Lest Cuban sound like some preacher of austerity, look no further than his net worth of $3 billion to let you know otherwise. Cuban knows, however, that
The cheaper you can live, the greater your options.
3. They have worked menial jobs.
Jan Koum was sweeping floors, giving his earnings to his ailing mother and living off government food aid. His ascent to stardom began in a little village in Ukraine, in a house without electricity or modern amenities. Now, Koum, cofounder of Whatsapp, sits atop a net worth of $7.9 billion.
Cuban, for his part was just a bartender at first, washing dishes and earning paltry wages. Warren Buffett sold newspapers. Michael Bloomberg was a parking lot attendant. Oprah Winfrey worked the cash register at a little grocery store. Jeff Bezos was a ranch hand. You get the idea.
Can’t quit your day job yet? Don’t sweat it. You’re in good company.
4. They give back.
At some point, lots of money or no, entrepreneurs realize something very important. It’s not about the money.
It’s about doing something that matters. It’s about investing in a cause greater than yourself. It’s about giving to causes that matter.
- Bill Gates could have continued to build a software empire but started a giving foundation instead.
- Entrepreneur Jason Wolfe, founder of GiftCards.com, takes mission trips to Haiti, and gives Christmas gifts to needy children.
- Mark Zuckerberg plans to give away 99 percent of his Facebook shares.
It’s not just about the taxes. It’s about a life well lived, and an improved life for others.
5. They pursue happiness.
Much of today’s entrepreneurial advice revolves around “Follow your passion” and “Do what makes you happy.” But, honestly, you’re going to have to do some things that don’t energize or enlighten you.
On the other hand, you want to choose a life's work that gives you joy. Otherwise, what’s the point?
Serial entrepreneur Philippe Courtot, a Business Insider Most Powerful Person, understands the importance of this point:
If I had one piece of advice to give my younger self, it would be to stop doing what makes you unhappy and focus on what makes you truly happy.
At some point, you're going to look back on your life. If you’ve spent all your time pursuing the head-banging labor that you hate, you’re going to regret it.
Even if the money doesn’t follow, you can at least do something that you truly enjoy, which is something that money can’t buy.
6. They are introverts.
The prototypical entrepreneur is an extrovert -- a true back-slapping, deal-making, big-selling, fast-talking, energy-inspiring, high-fiving Type A. Or not.
Some of the most successful entrepreneurs are textbook examples of introverts.
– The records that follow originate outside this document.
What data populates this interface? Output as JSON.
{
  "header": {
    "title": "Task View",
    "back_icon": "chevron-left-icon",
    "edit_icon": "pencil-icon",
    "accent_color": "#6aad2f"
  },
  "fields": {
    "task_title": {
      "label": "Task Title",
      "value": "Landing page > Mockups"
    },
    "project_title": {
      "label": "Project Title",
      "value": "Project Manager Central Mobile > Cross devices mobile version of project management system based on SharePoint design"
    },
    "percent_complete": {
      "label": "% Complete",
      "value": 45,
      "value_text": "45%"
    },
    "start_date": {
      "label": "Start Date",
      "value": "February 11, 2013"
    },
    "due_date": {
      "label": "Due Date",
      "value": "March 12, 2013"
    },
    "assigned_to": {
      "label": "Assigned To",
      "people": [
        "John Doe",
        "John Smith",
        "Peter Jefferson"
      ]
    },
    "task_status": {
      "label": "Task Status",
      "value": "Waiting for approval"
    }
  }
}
On this list of powerful introvert entrepreneurs, The Wall Street Journal places Bill Gates, Steve Wozniak, Larry Page, Mark Zuckerberg, Marissa Mayer and Warren Buffett.
Sounds like a who’s who of entrepreneurs list. And they’re introverts?
How does that work, exactly? The leading luminary of introvert science, Susan Cain, explains that their entrepreneurial prowess comes from their uncanny focus. They intentionally step out of the limelight and into the zone where they are most productive and thoughtful, and can move forward most rapidly.
As Gary Vaynerchuk wrote:
We are in the glory days of the introverted entrepreneur. Because of technology, there are so many ways to build a company now, talk to people and make connections in the business world, all without leaving your desk.
So, yes, introverts are great entrepreneurs.
You may not think of yourself as the “prototypical” entrepreneur, and that’s okay.
In reality, there’s no such thing as a “prototypical” entrepreneur. There are simply entrepreneurs. They may look weird, different, attractive, uninspiring or downright shocking.
Binding them all together is that entrepreneurial drive and can’t-shake-it passion. Simply put, we’re going to build things, go places and make stuff happen.
What are some of the surprising things you’ve discovered about successful entrepreneurs?